A higher standard of special education could be the country’s new standard. The next chapter of Special Education Laws in the U.S. is currently being written, quite literally, by the Supreme Court. The Supreme Court is likely to decide a case currently before them, deciding what quality of education a public school must provide students with disabilities.
The case, Endrew F. v. Douglas County School District is currently under review in the Supreme Court. The case stems from a young boy with autism and ADHD who was experiencing behavioral problems and academic difficulty in his Denver public school. His parents, concerned with his difficulties, registered Drew in a private school for children with autism. Drew’s behavior, academics, and social abilities improved. The parents then filed a lawsuit against the Board of Education, seeking to recover the $70,000 tuition per year that they were paying for the private school. The court that heard this case disagreed with his parents and found that the school had done their job by providing access to an education and had no duty to provide a particular level of education. This case was appealed and the decision of the Supreme Court will shape the future of Special Education Law.

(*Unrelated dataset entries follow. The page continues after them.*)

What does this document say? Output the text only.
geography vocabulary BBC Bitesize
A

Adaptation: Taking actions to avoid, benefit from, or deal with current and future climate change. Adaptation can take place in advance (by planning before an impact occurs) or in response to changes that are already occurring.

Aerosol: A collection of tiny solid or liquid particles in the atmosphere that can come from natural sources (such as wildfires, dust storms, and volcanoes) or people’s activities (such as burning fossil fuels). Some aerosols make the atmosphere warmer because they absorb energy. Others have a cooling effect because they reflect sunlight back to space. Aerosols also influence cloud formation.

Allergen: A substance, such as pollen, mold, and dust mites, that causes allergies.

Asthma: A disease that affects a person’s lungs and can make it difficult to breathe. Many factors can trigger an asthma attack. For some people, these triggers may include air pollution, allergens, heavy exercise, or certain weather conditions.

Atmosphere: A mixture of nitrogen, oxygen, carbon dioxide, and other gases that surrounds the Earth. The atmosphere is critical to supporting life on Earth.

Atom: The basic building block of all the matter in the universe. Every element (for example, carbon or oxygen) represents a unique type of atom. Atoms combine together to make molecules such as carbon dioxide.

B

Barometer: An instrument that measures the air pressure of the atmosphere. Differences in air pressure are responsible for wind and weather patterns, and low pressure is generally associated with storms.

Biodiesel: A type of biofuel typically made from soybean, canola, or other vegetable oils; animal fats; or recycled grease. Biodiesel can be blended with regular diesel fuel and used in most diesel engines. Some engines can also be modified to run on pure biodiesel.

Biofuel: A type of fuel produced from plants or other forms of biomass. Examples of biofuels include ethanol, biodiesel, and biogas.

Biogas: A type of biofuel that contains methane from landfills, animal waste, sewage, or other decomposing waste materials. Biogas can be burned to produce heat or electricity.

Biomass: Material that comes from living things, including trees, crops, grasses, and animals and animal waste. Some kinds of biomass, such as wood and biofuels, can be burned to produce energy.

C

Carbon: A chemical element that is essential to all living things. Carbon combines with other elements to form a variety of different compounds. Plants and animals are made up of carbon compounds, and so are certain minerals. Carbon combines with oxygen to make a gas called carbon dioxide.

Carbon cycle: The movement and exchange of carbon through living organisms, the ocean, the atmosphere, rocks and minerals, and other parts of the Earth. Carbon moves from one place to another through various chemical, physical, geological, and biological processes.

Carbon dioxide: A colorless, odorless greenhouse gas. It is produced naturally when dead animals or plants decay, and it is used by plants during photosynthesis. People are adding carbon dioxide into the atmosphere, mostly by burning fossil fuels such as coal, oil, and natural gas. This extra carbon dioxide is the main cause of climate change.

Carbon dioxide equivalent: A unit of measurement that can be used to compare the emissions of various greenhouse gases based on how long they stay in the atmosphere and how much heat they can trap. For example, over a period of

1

The question before the Court is whether schools have a duty to provide a meaningful education where the child shows significant progress, the same as provided to typical children. Or whether they must only provide an education that results in some improvement. If the Court agrees with the parents in the current case, schools may be held to a higher standard going forward. This case may actually expand special education laws and services required by public schools.
This case will set a standard for special education students in our nation. While this sounds promising for some parents and advocates, we are still left with the question of funding. With a new administration that is trying to distance themselves from Federal regulation of special education services, and decreased funding of special education, it is difficult to determine how the situation will be handled. President Trump’s pick for education secretary (Betsy DeVos) recently indicated that she believes the decisions for special-education students and services offered should be left to the States.
Luckily, NJ State and other states already meet the requirements for IDEA and provide quality educations for special education students. But many schools that fall below this standard will be forced to improve their services if this case is decided in favor of the student and parents. Regardless of the outcome, this case will provide some clarity in an often cloudy area of law that is hard for parents to navigate.